I was looking for a good, long walk today from my house. But a line of snow that was supposed to be south of here towards Kentucky decided to move north and we ended up with what looks like another 5 ” of snow. So the sidewalks and trails were already snow-covered and another 5″ would make a long walk difficult. Unless I walked on roads and I wasn’t going to do that. With the reports of White-winged Scoters in the Midwest I thought I would check open water in the area.
So I started at Lowes/Walmart pond and nothing new had come in the past week. And the Common Goldeneye were gone. So I headed to Province Park to see if anything was mixed in with the Canada Geese.

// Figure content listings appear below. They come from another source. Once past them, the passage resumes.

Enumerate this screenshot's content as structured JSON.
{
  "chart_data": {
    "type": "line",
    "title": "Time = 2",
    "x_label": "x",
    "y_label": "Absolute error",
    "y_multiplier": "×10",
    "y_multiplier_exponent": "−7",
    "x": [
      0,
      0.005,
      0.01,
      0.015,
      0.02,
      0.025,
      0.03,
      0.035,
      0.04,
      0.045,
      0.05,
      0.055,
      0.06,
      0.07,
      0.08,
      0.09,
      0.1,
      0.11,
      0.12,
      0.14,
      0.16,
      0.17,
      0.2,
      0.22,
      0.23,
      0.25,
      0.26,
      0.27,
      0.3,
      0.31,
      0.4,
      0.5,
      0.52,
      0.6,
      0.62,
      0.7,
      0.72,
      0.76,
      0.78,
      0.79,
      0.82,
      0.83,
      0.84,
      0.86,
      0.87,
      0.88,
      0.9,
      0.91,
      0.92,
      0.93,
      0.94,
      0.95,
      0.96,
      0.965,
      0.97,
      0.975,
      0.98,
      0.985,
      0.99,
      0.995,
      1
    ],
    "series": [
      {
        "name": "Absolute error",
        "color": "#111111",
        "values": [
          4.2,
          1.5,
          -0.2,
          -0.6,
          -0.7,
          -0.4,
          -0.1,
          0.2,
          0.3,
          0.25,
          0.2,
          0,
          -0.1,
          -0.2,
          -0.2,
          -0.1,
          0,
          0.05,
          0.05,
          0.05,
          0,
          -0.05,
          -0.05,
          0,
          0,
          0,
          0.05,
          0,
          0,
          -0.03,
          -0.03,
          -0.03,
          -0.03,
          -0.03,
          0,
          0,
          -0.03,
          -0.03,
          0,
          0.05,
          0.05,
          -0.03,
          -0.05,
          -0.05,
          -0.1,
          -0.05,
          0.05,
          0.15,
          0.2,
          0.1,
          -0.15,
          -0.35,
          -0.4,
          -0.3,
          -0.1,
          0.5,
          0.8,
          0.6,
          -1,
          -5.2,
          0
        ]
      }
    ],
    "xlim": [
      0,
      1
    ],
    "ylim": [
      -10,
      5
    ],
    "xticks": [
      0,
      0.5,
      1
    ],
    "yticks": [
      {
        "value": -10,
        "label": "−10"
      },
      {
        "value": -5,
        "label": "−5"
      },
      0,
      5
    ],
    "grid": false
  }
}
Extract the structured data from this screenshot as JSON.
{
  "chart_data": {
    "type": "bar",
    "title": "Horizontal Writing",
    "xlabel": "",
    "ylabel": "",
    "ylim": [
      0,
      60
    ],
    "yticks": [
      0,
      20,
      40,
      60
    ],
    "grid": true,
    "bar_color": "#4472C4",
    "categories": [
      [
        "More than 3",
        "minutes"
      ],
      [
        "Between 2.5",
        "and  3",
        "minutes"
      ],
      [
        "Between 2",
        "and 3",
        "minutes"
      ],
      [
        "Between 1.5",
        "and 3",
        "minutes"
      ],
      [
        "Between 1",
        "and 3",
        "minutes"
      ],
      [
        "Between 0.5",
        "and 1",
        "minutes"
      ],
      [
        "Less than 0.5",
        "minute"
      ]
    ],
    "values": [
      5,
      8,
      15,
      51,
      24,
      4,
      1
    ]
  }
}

Upon arriving I saw a bird with what appeared to be a white slash on its head, and then it immediately mixed in with the Canada Geese.
Hopes for a White-winged Scoter didn’t last long when I got a glimpse and it was a male Wood Duck. I must have glimpsed the white throat patch that extends onto the head. See photo below. Still it’s a pretty uncommon bird considering the weather and time of year. I stood around for 20 minutes until the Canada Geese decided to move and I could get a picture. I took the picture even though the Wood Duck was resting. I wasn’t going to stand for another 20 minutes in 8-10″ of snow and 15F temperature for a better photo. Dig those Red Eyes.
After a couple of non-productive stops I checked the Big Blue River in Edinburgh. The only birds were a few Canada Geese and a pair of distant Hooded Mergansers.
My last stop was Irwin Park. I knew it would be a tough walk after the snow last night but I wanted to check the river there.
So I made my way to the river and luckily there was some open water. Only thing there were 150 Canada Geese. Nothing else. The Common Goldeneyes that were here last week were gone. Common theme today. So I made my way to the trail and checked the woods. It was fairly active with a Yellow-bellied Sapsucker (probably same one I have seen on several occasions), several Brown Creepers, several Golden-crowned Kinglets (one even paused for pictures), and one Ruby-crowned Kinglet. I’m guessing the Ruby-crowned was here all winter. I saw one on 1/1 and was sure I glimpsed one a few weeks ago but couldn’t confirm the ID.
Then it was time to head home. For those keeping score at home, the Wood Duck was Johnson County #58 for the year.